Capítulo 14 – Sobreviver à própria família

 Em geral, subestimamos a nossa parte na construção do grupo ao qual nos sentimos presos. Os sistemas humanos são regidos por regras e estruturas; mas se conseguirmos tomar consciência dessas regras e dessas estruturas, recuperaremos nossa parte de livre-arbítrio e poderemos modificar o nosso devir.

Só podemos nos conscientizar dessas cadeias invisíveis que limitam nossos movimentos através do sofrimento, ele é crucial, um sinal de alarme: indica que não conseguimos mais suportar esse conjunto de regras que, contra a nossa vontade dita a nossa conduta.

Tudo o que acontece comigo vem da interseção do que me constitui e do que me cerca; em torno do meu sofrimento existe um mal estar familiar do qual eu tomo consciência pela minha própria dificuldade em continuar a jogar o jogo.

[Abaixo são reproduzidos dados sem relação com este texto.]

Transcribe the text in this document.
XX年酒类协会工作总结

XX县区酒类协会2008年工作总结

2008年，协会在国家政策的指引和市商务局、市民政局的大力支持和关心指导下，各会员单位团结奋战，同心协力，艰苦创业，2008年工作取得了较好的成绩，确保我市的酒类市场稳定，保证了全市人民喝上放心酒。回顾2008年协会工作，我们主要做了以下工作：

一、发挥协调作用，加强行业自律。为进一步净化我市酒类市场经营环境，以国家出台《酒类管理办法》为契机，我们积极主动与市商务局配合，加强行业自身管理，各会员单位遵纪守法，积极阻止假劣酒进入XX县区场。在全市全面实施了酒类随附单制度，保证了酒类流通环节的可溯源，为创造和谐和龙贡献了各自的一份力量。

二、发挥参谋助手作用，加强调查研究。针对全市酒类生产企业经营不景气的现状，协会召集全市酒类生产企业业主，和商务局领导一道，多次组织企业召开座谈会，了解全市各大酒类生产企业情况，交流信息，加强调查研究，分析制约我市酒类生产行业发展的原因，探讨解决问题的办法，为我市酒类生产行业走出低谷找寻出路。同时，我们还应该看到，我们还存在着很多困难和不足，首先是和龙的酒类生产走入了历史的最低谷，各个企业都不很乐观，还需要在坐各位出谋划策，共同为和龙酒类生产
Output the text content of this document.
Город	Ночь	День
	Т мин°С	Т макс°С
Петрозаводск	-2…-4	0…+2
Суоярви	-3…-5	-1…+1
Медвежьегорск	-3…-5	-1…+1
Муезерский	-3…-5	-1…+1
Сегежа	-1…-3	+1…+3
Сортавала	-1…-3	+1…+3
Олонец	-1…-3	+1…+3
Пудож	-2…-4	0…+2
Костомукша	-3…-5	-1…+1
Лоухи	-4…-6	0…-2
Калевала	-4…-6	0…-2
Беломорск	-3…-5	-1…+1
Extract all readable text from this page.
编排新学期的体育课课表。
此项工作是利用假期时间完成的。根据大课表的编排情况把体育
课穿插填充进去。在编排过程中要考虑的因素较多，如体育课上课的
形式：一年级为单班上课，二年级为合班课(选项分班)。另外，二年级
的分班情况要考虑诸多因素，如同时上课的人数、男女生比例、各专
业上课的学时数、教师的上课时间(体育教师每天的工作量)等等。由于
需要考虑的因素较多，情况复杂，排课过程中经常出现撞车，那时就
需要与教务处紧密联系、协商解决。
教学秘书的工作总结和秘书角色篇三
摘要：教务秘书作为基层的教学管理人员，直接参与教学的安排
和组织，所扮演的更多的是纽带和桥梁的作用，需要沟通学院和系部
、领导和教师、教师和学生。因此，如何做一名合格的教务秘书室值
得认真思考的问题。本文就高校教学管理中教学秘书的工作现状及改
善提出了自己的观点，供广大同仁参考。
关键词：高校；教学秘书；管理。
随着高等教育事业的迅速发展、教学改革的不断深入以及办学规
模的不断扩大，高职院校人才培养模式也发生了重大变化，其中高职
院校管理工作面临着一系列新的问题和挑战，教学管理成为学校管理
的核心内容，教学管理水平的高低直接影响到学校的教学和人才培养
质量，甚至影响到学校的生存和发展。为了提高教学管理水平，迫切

O risco também envolve os que me cercam.

 È preciso delimitar o seu próprio território, para que possa se diferenciar dos membros da família para poder encontrar a sua própria esfera de autonomia. É importante que neste momento se faça uma aliança com algum membro da família para que as regras não se tornem mais rígidas. Essas regras que regem a família foram criadas por todos  - pais, irmãos, irmãs, conjugues e por mim. Elas e os nossos mitos – os que o cercam, mas também os seus fornecem cimento que nos une, que nos faz, a todos nos sentirmos membros de um único e mesmo grupo humano. Tem-se que respeitar a alteridade dos membros da família se quiser que a própria alteridade seja respeitada. A demanda será ainda mais legítima se admitir e comportar a aceitação da reciprocidade.

Nossa aptidão para nos autonomizarmos sem culpa ajudará aqueles que nos cercam a descobri que eles também tem direito a autonomia. E a nossa autonomização será ainda mais bem-sucedida se certa forma de aliança for mantida com as pessoas das quias nos separamos  - pois não é preciso que o outro esteja errado para que tenhamos razão.

 

Apreciação pessoal sobre o livro

A obra de Mony, nos traz poesia e magia ao mesmo tempo nos trás a luz. Através de atendimentos realizados faz amarrações com a teoria  clareando a trama familiar e das relações. Embasando com  a Terapia Familiar, regras, fronteiras, luto, segredos e o quanto a nossa construção de mundo é responsável pelas nossas relações.

 

Nome do autor da resenha e data: Gisele Lima - 04/10/2012.